This was a vote on an amendment by Rep. Michael Turner (R-OH) that would have prohibited the federal government’s mortgage insurance program from insuring a mortgage on a home worth more than $500,000. Current prohibited the program from insuring loans in excess of $729,750.

Turner urged support for his amendment: “ Only in Washington would a government program insure a mortgage on a home worth $750,000 for a low- and moderate-income program. Permitting FHA loans on a $750,000 home puts American taxpayers at additional risk. Allowing FHA-backed loans on these expensive homes contributes to the overinflated housing values that contributed to the foreclosure crisis from the beginning…. Permitting FHA loans to purchase a $750,000 home also means fewer FHA-insured mortgages for Ohio families and for families across America who truly need them.”

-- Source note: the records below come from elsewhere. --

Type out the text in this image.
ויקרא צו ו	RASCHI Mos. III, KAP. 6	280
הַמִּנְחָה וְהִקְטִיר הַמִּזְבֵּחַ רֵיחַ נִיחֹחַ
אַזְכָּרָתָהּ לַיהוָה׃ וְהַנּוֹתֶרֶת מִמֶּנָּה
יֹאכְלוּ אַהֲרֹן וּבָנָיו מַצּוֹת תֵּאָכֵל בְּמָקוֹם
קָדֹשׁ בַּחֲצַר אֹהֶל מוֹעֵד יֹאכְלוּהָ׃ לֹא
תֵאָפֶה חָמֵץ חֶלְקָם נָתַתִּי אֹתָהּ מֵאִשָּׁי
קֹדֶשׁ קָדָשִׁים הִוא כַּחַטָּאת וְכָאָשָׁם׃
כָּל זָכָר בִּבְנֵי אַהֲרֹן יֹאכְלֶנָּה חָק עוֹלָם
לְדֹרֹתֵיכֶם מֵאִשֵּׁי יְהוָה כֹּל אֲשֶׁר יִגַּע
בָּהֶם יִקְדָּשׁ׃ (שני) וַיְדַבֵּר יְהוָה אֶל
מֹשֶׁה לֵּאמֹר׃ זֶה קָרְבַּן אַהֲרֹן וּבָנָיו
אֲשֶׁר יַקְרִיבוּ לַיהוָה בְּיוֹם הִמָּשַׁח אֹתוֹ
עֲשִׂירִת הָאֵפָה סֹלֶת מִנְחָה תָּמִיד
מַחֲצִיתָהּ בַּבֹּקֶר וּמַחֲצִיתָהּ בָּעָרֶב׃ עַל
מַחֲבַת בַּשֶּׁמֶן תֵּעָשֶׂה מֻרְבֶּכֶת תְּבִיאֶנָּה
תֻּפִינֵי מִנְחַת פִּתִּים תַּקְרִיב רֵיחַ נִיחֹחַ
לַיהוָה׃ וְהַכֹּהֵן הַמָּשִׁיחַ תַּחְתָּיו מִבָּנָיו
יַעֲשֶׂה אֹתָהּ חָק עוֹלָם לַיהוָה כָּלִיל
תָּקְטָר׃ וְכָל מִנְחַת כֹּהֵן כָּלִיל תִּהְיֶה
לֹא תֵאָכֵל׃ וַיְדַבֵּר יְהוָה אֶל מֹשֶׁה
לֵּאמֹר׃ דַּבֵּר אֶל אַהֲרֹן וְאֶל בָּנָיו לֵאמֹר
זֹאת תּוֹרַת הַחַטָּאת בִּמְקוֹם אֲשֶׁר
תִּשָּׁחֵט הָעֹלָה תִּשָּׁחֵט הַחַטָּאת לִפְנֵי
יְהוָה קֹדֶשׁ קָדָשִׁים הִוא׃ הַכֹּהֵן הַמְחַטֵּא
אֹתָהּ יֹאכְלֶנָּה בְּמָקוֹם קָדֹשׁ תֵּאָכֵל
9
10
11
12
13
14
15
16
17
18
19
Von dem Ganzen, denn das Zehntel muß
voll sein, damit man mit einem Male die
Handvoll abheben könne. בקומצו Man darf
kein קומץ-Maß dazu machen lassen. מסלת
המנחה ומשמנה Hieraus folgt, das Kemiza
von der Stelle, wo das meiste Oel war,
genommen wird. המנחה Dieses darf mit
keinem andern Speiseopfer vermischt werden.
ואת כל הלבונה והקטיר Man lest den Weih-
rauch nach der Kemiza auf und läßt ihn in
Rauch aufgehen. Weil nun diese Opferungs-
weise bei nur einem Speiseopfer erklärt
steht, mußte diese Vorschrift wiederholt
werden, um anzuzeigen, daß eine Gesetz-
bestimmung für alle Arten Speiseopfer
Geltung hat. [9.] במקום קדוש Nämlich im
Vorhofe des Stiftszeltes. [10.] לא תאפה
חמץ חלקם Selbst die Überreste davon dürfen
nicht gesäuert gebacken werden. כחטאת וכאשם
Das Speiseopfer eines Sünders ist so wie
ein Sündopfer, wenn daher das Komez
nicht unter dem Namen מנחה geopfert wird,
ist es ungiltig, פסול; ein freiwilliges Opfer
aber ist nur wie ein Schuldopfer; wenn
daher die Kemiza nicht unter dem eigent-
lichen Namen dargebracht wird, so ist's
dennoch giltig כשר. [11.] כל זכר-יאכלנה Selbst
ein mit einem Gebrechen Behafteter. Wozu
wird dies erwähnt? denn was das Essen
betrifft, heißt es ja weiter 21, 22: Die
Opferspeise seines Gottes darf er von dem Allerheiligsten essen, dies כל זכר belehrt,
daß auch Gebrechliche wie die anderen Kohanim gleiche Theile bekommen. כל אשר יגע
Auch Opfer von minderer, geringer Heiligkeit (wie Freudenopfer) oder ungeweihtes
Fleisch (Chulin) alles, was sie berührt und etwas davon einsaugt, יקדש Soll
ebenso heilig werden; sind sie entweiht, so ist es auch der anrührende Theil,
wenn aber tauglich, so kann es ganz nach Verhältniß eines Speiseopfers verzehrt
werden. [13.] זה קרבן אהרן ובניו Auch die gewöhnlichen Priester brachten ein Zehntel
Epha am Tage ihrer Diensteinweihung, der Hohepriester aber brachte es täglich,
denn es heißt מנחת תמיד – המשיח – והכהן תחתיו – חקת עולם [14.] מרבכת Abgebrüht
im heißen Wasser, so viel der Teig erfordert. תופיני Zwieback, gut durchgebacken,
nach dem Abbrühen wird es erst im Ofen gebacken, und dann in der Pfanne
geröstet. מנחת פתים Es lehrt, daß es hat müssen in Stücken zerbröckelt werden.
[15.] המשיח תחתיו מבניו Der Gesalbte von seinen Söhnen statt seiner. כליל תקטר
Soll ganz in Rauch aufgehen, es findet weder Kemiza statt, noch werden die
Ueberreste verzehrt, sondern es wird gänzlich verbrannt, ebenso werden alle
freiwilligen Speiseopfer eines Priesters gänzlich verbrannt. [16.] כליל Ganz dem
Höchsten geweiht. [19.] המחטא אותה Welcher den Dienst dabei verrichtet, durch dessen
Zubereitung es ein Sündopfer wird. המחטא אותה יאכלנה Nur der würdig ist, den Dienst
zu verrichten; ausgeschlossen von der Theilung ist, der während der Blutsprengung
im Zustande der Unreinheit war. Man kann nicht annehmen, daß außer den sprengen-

Rep. Gary Miller (D-CA) urged members to oppose the amendment: “…If this were in some way impacting the federal government or taxpayers, I would absolutely agree with my good friend [Rep. Turner]….but this is not impacting taxpayers. It is not impacting FHA. It has some of the best-performing loans. Why should people who live in high-cost areas be basically penalized just because we want to pick a number of $500,000 out of the air, which will have no benefit to anybody anywhere?”

(The federal government’s mortgage insurance program is run by the Federal Housing Authority (FHA), which was established during the Great Depression to make home ownership accessible and affordable for more Americans. It insures mortgages provided to homeowners by FHA-approved private lenders. The program is intended to shield private lenders participating in the program from losses that occur when homeowners default on their loans. The program is largely “self-sustaining” – meaning the taxpayers do not finance it. To keep the program solvent, the legislation raised premiums paid by homeowners receiving loans from FHA-approved lenders.)

The House rejected the amendment by a vote of 121-301. 109 Republicans and 12 Democrats voted “yea.” 240 Democrats and 61 Republicans voted “nay.” As a result, the House rejected an amendment to housing legislation that would have prohibited the federal government’s mortgage insurance program from insuring a mortgage on a home worth more than $500,000.